Algebraic hyperbolicity of very general surfaces

TL;DR

This paper completes the classification of algebraically hyperbolic surfaces in certain toric threefolds, introduces techniques for proving hyperbolicity, and extends results to hypersurfaces with group actions.

Contribution

It finalizes the classification of hyperbolic surfaces in specific toric threefolds and develops methods applicable to hypersurfaces with dense group actions.

Findings

Complete classification for several toric threefolds.

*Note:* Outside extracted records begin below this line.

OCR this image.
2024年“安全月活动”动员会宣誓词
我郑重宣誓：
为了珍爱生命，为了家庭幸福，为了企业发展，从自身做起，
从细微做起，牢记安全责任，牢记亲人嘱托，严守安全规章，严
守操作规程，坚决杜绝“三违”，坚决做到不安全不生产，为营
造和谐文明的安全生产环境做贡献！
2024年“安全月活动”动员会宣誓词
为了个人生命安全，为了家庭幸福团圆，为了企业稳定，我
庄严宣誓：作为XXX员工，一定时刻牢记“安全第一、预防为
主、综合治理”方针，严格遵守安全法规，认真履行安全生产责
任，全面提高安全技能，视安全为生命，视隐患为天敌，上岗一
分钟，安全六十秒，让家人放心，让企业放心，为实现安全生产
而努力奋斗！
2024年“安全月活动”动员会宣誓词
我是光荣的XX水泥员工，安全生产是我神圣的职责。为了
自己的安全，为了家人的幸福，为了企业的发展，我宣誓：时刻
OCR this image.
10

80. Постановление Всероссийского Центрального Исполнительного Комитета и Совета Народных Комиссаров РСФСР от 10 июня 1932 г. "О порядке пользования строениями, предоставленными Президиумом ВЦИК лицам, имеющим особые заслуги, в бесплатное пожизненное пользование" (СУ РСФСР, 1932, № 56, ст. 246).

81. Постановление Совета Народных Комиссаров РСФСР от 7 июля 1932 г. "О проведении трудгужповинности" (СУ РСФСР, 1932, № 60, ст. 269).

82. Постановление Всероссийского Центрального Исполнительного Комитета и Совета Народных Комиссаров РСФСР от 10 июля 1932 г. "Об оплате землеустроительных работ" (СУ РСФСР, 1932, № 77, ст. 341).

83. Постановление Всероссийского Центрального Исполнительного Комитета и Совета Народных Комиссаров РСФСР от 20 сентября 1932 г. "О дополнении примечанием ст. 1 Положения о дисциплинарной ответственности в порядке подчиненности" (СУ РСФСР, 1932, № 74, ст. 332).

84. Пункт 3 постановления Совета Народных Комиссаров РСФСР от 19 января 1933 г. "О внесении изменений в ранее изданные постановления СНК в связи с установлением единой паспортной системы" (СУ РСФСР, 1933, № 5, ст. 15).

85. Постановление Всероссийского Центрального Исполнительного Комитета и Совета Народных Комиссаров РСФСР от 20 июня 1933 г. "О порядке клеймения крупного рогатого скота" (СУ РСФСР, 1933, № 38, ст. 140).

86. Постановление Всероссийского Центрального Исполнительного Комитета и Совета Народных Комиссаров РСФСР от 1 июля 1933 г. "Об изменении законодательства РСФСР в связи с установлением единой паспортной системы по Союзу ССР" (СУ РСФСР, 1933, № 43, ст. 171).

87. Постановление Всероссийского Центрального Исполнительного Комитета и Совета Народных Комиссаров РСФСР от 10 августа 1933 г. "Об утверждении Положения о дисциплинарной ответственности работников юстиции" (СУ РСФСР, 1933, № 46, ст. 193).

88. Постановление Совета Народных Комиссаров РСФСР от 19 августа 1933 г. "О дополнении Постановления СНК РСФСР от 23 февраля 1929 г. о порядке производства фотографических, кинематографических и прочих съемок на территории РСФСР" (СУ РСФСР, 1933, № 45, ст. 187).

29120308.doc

Development of techniques for proving algebraic hyperbolicity.

Extension of results to hypersurfaces with dense group actions.

Abstract

Recently, Haase and Ilten initiated the study of classifying algebraically hyperbolic surfaces in toric threefolds. We complete this classification for $\mathbb{P}^1 \times \mathbb{P}^1 \times \mathbb{P}^1$, $\mathbb{P}^2 \times \mathbb{P}^1$, $\mathbb{F}_e \times \mathbb{P}^1$ and the blowup of $\mathbb{P}^3$ at a point, augmenting our earlier work on $\mathbb{P}^3$. In the process, we codify several different techniques for proving algebraic hyperbolicity, allowing us to prove similar results for hypersurface in any variety admitting a group action with dense orbit.